In de beslissing heeft de Hoge Raad ook geen aanleiding gezien voor een veroordeling in de proceskosten. Uiteindelijk heeft de Hoge Raad het beroep in cassatie ongegrond verklaard, waarmee de uitspraak van het Gerechtshof in stand blijft.

Uitspraak

HOGE RAAD DER NEDERLANDEN
BELASTINGKAMER
Nummer22/01733
Datum22 maart 2024
ARREST
in de zaak van
[X] (hierna: belanghebbende)
tegen
de STAATSSECRETARIS VAN FINANCIËN
op het beroep in cassatie tegen de uitspraak van het Gerechtshof Den Haag van 17 maart 2022, nrs. BK-21/00313 tot en met BK-21/00317 [1] , op het hoger beroep van belanghebbende tegen een uitspraak van de Rechtbank Den Haag (nrs.

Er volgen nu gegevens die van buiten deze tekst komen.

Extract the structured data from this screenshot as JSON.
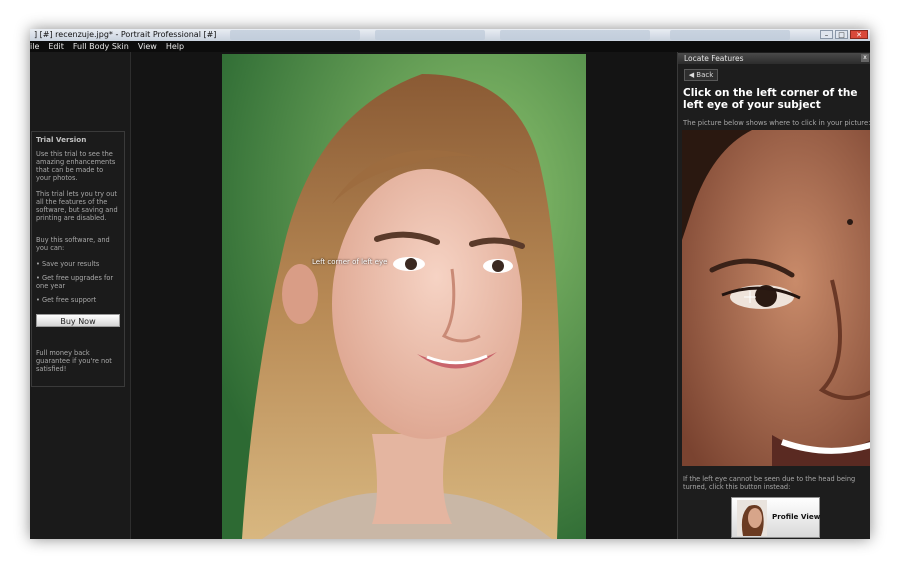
{
  "window": {
    "title": "] [#] recenzuje.jpg* - Portrait Professional [#]",
    "controls": {
      "minimize": "–",
      "maximize": "□",
      "close": "✕"
    }
  },
  "menu": [
    "ile",
    "Edit",
    "Full Body Skin",
    "View",
    "Help"
  ],
  "trial": {
    "title": "Trial Version",
    "p1": "Use this trial to see the amazing enhancements that can be made to your photos.",
    "p2": "This trial lets you try out all the features of the software, but saving and printing are disabled.",
    "p3": "Buy this software, and you can:",
    "bullets": [
      "• Save your results",
      "• Get free upgrades for one year",
      "• Get free support"
    ],
    "buy_label": "Buy Now",
    "guarantee": "Full money back guarantee if you're not satisfied!"
  },
  "canvas": {
    "eye_label": "Left corner of left eye"
  },
  "panel": {
    "header": "Locate Features",
    "close_glyph": "x",
    "back_label": "Back",
    "instruction": "Click on the left corner of the left eye of your subject",
    "sub_text": "The picture below shows where to click in your picture:",
    "bottom_text": "If the left eye cannot be seen due to the head being turned, click this button instead:",
    "profile_label": "Profile View"
  },
  "icons": {
    "back": "back-arrow-icon",
    "crosshair": "crosshair-icon"
  }
}
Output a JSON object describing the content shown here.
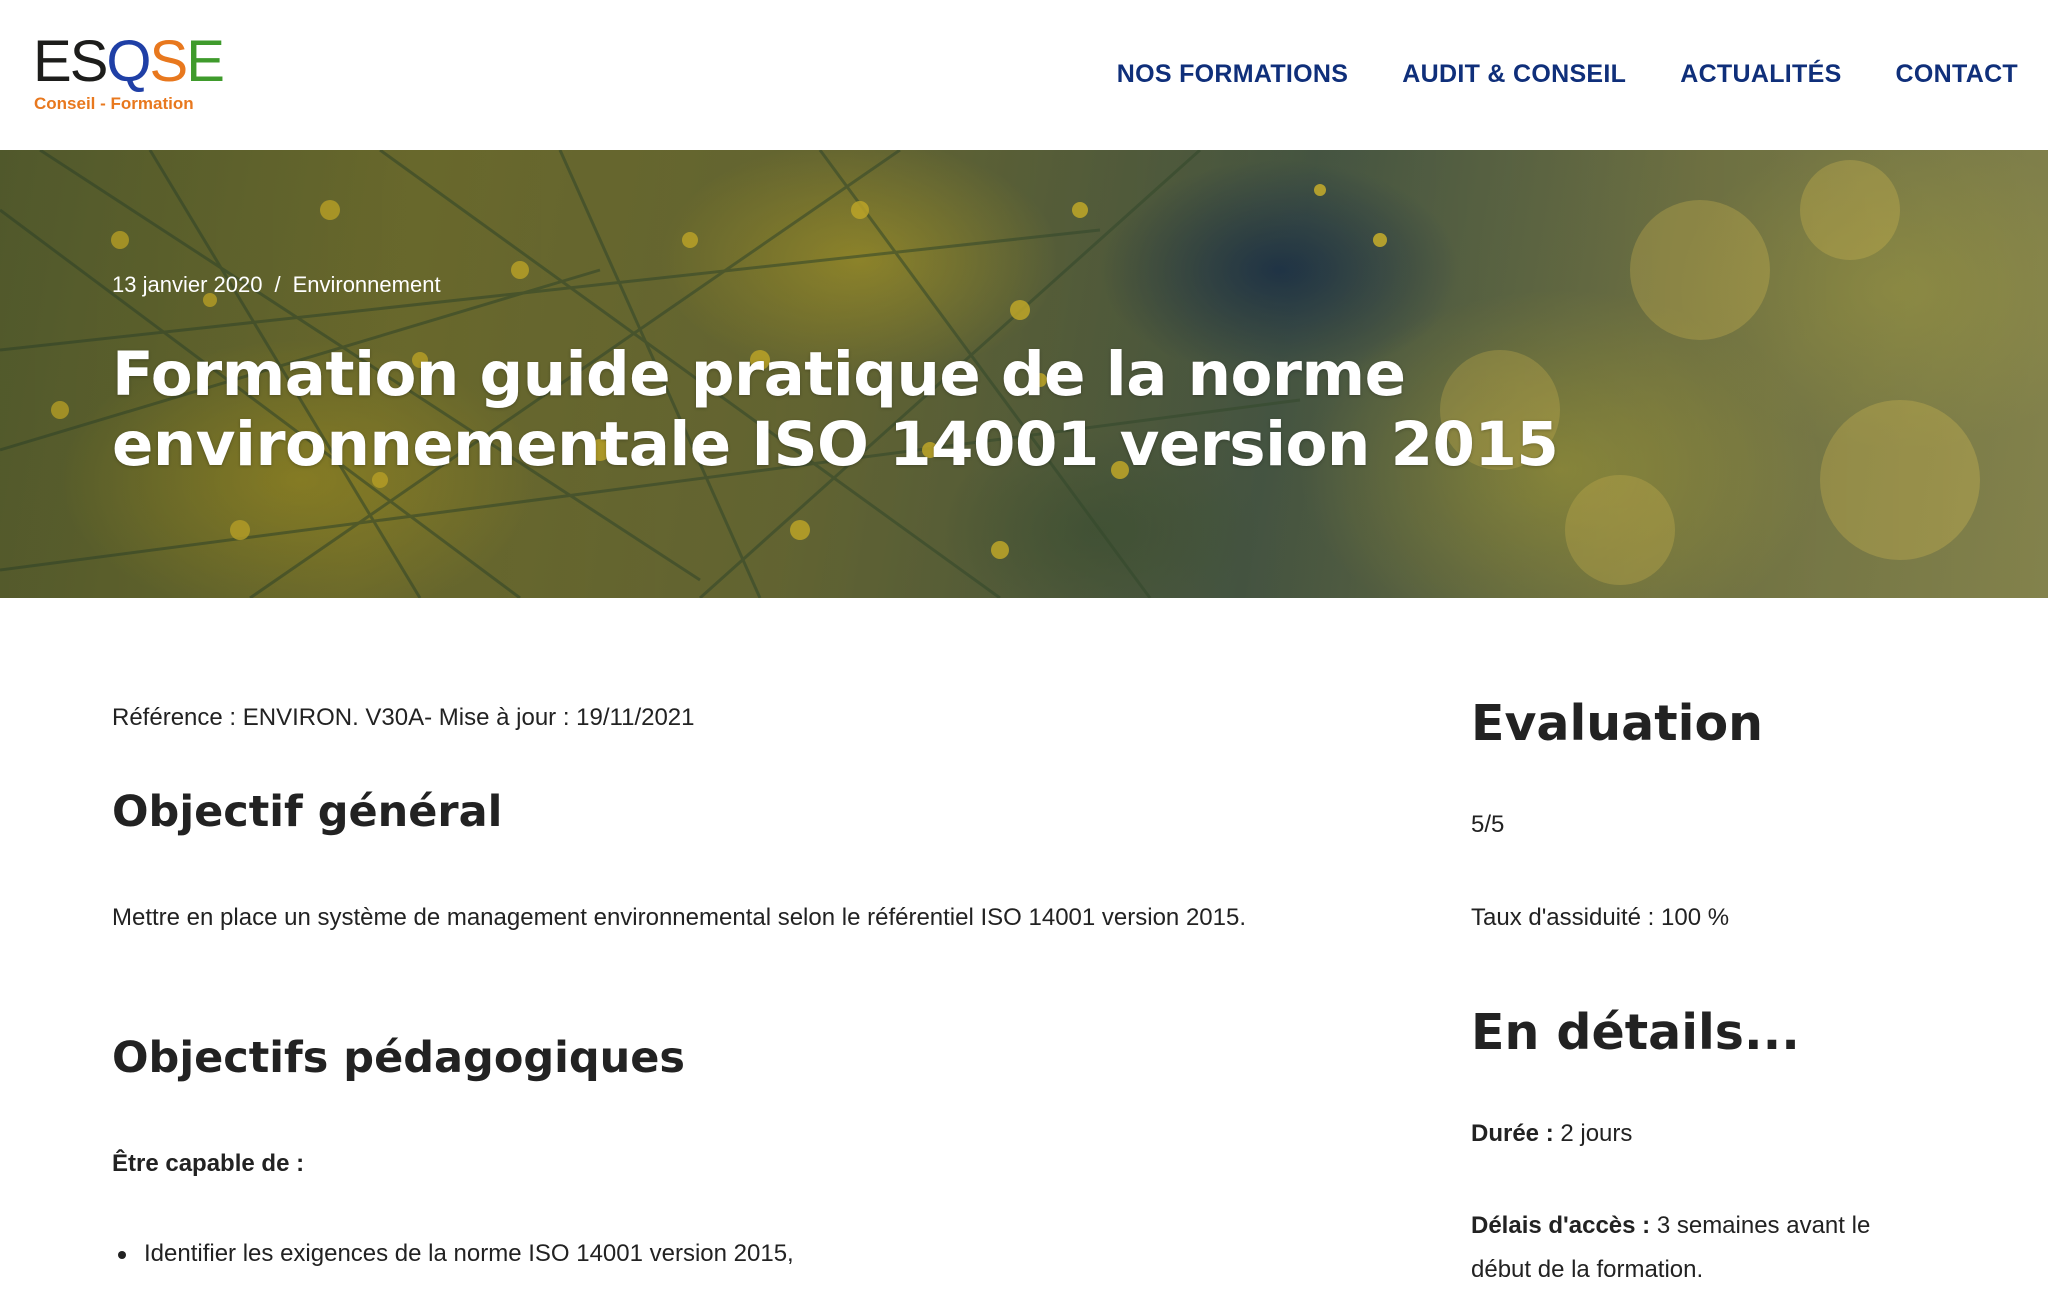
{
  "brand": {
    "letters": [
      {
        "char": "E",
        "color": "#1d1d1b"
      },
      {
        "char": "S",
        "color": "#1d1d1b"
      },
      {
        "char": "Q",
        "color": "#1f3fa6"
      },
      {
        "char": "S",
        "color": "#e8781e"
      },
      {
        "char": "E",
        "color": "#3f9b2c"
      }
    ],
    "tagline": "Conseil - Formation",
    "tagline_color": "#e8781e"
  },
  "nav": {
    "color": "#0f2f7a",
    "items": [
      {
        "label": "NOS FORMATIONS"
      },
      {
        "label": "AUDIT & CONSEIL"
      },
      {
        "label": "ACTUALITÉS"
      },
      {
        "label": "CONTACT"
      }
    ]
  },
  "hero": {
    "date": "13 janvier 2020",
    "separator": "/",
    "category": "Environnement",
    "title_line1": "Formation guide pratique de la norme",
    "title_line2": "environnementale ISO 14001 version 2015"
  },
  "main": {
    "reference": "Référence : ENVIRON. V30A- Mise à jour : 19/11/2021",
    "objectif_general_heading": "Objectif général",
    "objectif_general_text": "Mettre en place un système de management environnemental selon le référentiel ISO 14001 version 2015.",
    "objectifs_pedagogiques_heading": "Objectifs pédagogiques",
    "capable_label": "Être capable de :",
    "capabilities": [
      "Identifier les exigences de la norme ISO 14001 version 2015,"
    ]
  },
  "aside": {
    "evaluation_heading": "Evaluation",
    "rating": "5/5",
    "attendance": "Taux d'assiduité : 100 %",
    "details_heading": "En détails...",
    "duration_label": "Durée :",
    "duration_value": "2 jours",
    "access_label": "Délais d'accès :",
    "access_value": "3 semaines avant le",
    "access_value_line2": "début de la formation."
  }
}
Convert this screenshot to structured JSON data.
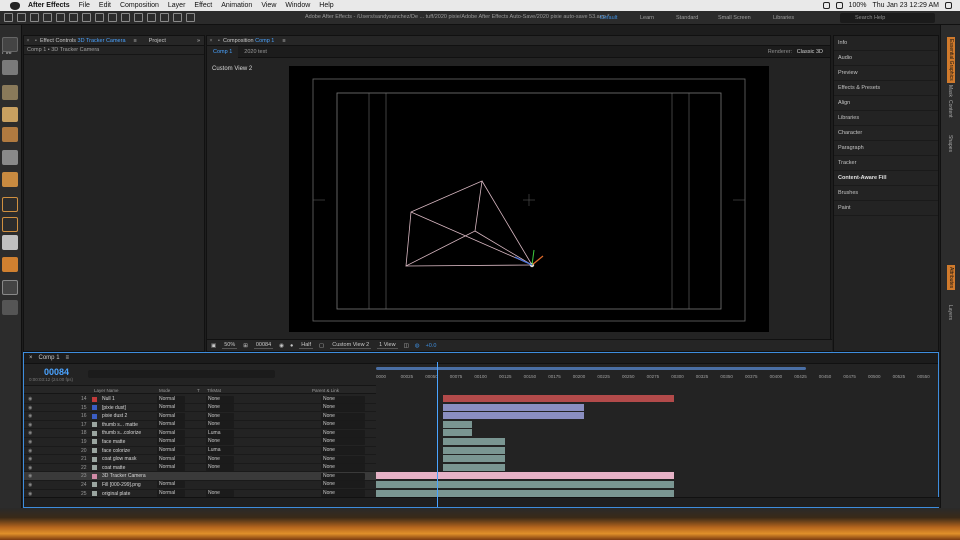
{
  "menubar": {
    "app": "After Effects",
    "items": [
      "File",
      "Edit",
      "Composition",
      "Layer",
      "Effect",
      "Animation",
      "View",
      "Window",
      "Help"
    ],
    "battery": "100%",
    "clock": "Thu Jan 23  12:29 AM"
  },
  "titlebar": {
    "path": "Adobe After Effects - /Users/sandysanchez/De ... tuff/2020 pixie/Adobe After Effects Auto-Save/2020 pixie auto-save 53.aep *",
    "workspaces": [
      "Default",
      "Learn",
      "Standard",
      "Small Screen",
      "Libraries"
    ],
    "search": "Search Help"
  },
  "left": {
    "file_tab": "File"
  },
  "effects_panel": {
    "tab": "Effect Controls",
    "tab_target": "3D Tracker Camera",
    "project_tab": "Project",
    "subhead": "Comp 1 • 3D Tracker Camera"
  },
  "composition_panel": {
    "tab": "Composition",
    "tab_target": "Comp 1",
    "subtabs": [
      "Comp 1",
      "2020 text"
    ],
    "renderer_label": "Renderer:",
    "renderer": "Classic 3D",
    "view_label": "Custom View 2",
    "bottom": {
      "zoom": "50%",
      "frame": "00084",
      "resolution": "Half",
      "view": "Custom View 2",
      "views": "1 View",
      "exposure": "+0.0"
    }
  },
  "right_panel": {
    "items": [
      "Info",
      "Audio",
      "Preview",
      "Effects & Presets",
      "Align",
      "Libraries",
      "Character",
      "Paragraph",
      "Tracker",
      "Content-Aware Fill",
      "Brushes",
      "Paint"
    ]
  },
  "right_strip": [
    "Essential Graphics",
    "Mask",
    "Content",
    "Shapes",
    "Attributes",
    "Layers"
  ],
  "timeline": {
    "tab": "Comp 1",
    "timecode": "00084",
    "timecode_sub": "0:00:03:12 (24.00 fps)",
    "columns": {
      "layer_name": "Layer Name",
      "mode": "Mode",
      "t": "T",
      "trkmat": "TrkMat",
      "parent": "Parent & Link"
    },
    "ruler": [
      "0000",
      "00025",
      "00050",
      "00075",
      "00100",
      "00125",
      "00150",
      "00175",
      "00200",
      "00225",
      "00250",
      "00275",
      "00300",
      "00325",
      "00350",
      "00375",
      "00400",
      "00425",
      "00450",
      "00475",
      "00500",
      "00525",
      "00550"
    ],
    "layers": [
      {
        "num": "14",
        "name": "Null 1",
        "color": "#c23b3b",
        "mode": "Normal",
        "trk": "None",
        "parent": "None"
      },
      {
        "num": "15",
        "name": "[pixie dust]",
        "color": "#3b5dc2",
        "mode": "Normal",
        "trk": "None",
        "parent": "None"
      },
      {
        "num": "16",
        "name": "pixie dust 2",
        "color": "#3b5dc2",
        "mode": "Normal",
        "trk": "None",
        "parent": "None"
      },
      {
        "num": "17",
        "name": "thumb s... matte",
        "color": "#9aa5a0",
        "mode": "Normal",
        "trk": "None",
        "parent": "None"
      },
      {
        "num": "18",
        "name": "thumb s...colorize",
        "color": "#9aa5a0",
        "mode": "Normal",
        "trk": "Luma",
        "parent": "None"
      },
      {
        "num": "19",
        "name": "face matte",
        "color": "#9aa5a0",
        "mode": "Normal",
        "trk": "None",
        "parent": "None"
      },
      {
        "num": "20",
        "name": "face colorize",
        "color": "#9aa5a0",
        "mode": "Normal",
        "trk": "Luma",
        "parent": "None"
      },
      {
        "num": "21",
        "name": "coat glow mask",
        "color": "#9aa5a0",
        "mode": "Normal",
        "trk": "None",
        "parent": "None"
      },
      {
        "num": "22",
        "name": "coat matte",
        "color": "#9aa5a0",
        "mode": "Normal",
        "trk": "None",
        "parent": "None"
      },
      {
        "num": "23",
        "name": "3D Tracker Camera",
        "color": "#d08aa6",
        "mode": "",
        "trk": "",
        "parent": "None"
      },
      {
        "num": "24",
        "name": "Fill [000-299].png",
        "color": "#9aa5a0",
        "mode": "Normal",
        "trk": "",
        "parent": "None"
      },
      {
        "num": "25",
        "name": "original plate",
        "color": "#9aa5a0",
        "mode": "Normal",
        "trk": "None",
        "parent": "None"
      }
    ]
  }
}
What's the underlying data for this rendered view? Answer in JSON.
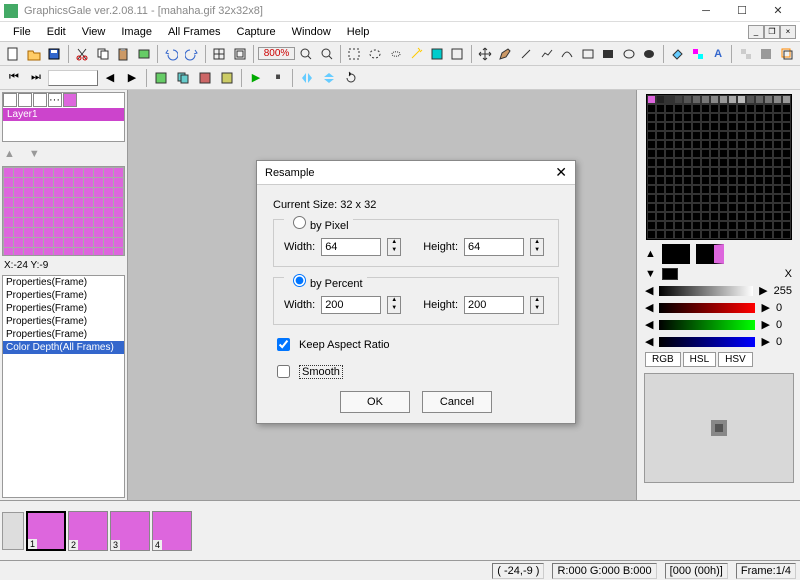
{
  "window": {
    "title": "GraphicsGale ver.2.08.11 - [mahaha.gif 32x32x8]"
  },
  "menus": [
    "File",
    "Edit",
    "View",
    "Image",
    "All Frames",
    "Capture",
    "Window",
    "Help"
  ],
  "toolbar": {
    "xy_input": "",
    "zoom": "800%"
  },
  "left": {
    "layer_name": "Layer1",
    "coord": "X:-24 Y:-9",
    "history": [
      "Properties(Frame)",
      "Properties(Frame)",
      "Properties(Frame)",
      "Properties(Frame)",
      "Properties(Frame)",
      "Color Depth(All Frames)"
    ]
  },
  "right": {
    "value": "255",
    "ch_values": [
      "0",
      "0",
      "0"
    ],
    "tabs": [
      "RGB",
      "HSL",
      "HSV"
    ]
  },
  "timeline": {
    "frames": [
      "1",
      "2",
      "3",
      "4"
    ]
  },
  "status": {
    "coord": "( -24,-9 )",
    "rgb": "R:000 G:000 B:000",
    "time": "[000 (00h)]",
    "frame": "Frame:1/4"
  },
  "dialog": {
    "title": "Resample",
    "current_size": "Current Size: 32 x 32",
    "by_pixel": "by Pixel",
    "by_percent": "by Percent",
    "width_label": "Width:",
    "height_label": "Height:",
    "px_width": "64",
    "px_height": "64",
    "pc_width": "200",
    "pc_height": "200",
    "keep_aspect": "Keep Aspect Ratio",
    "smooth": "Smooth",
    "ok": "OK",
    "cancel": "Cancel"
  }
}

SGR 20/2727, SGR 20/4949, SGR 20/5990, SGR 20/3632 en SGR 21/956) betreffende aan belanghebbende uitgereikte zogenoemde rekeningen voor fijnstoftoeslag motorrijtuigenbelasting voor de tijdvakken 5 februari 2020 tot en met 4 mei 2020, 5 mei 2020 tot en met 4 augustus 2020, 5 augustus 2020 tot en met 4 november 2020 en 5 november 2020 tot en met 4 februari 2021, en een aan belanghebbende over het tijdvak 5 februari 2020 tot en met 4 mei 2020 opgelegde naheffingsaanslag in de motorrijtuigenbelasting.

1.Geding in cassatie

Belanghebbende heeft tegen de uitspraak van het Hof beroep in cassatie ingesteld. Na het verstrijken van de termijn voor het instellen van beroep in cassatie heeft belanghebbende een geschrift ingediend. De Hoge Raad slaat op dat stuk geen acht.
De Staatssecretaris, vertegenwoordigd door [P], heeft een verweerschrift ingediend.
Belanghebbende heeft een conclusie van repliek ingediend.

2.Beoordeling van de klachten

De Hoge Raad heeft de klachten over de uitspraak van het Hof beoordeeld. De uitkomst hiervan is dat deze klachten niet kunnen leiden tot vernietiging van die uitspraak. De Hoge Raad hoeft niet te motiveren waarom hij tot dit oordeel is gekomen. Bij de beoordeling van deze klachten is het namelijk niet nodig om antwoord te geven op vragen die van belang zijn voor de eenheid of de ontwikkeling van het recht (zie artikel 81, lid 1, van de Wet op de rechterlijke organisatie).

3.Proceskosten

De Hoge Raad ziet geen aanleiding voor een veroordeling in de proceskosten.

4.Beslissing

De Hoge Raad verklaart het beroep in cassatie ongegrond.
Dit arrest is gewezen door de vice-president M.E. van Hilten als voorzitter, en de raadsheren E.N. Punt en M.A. Fierstra, in tegenwoordigheid van de waarnemend griffier E. Cichowski, en in het openbaar uitgesproken op 22 maart 2024.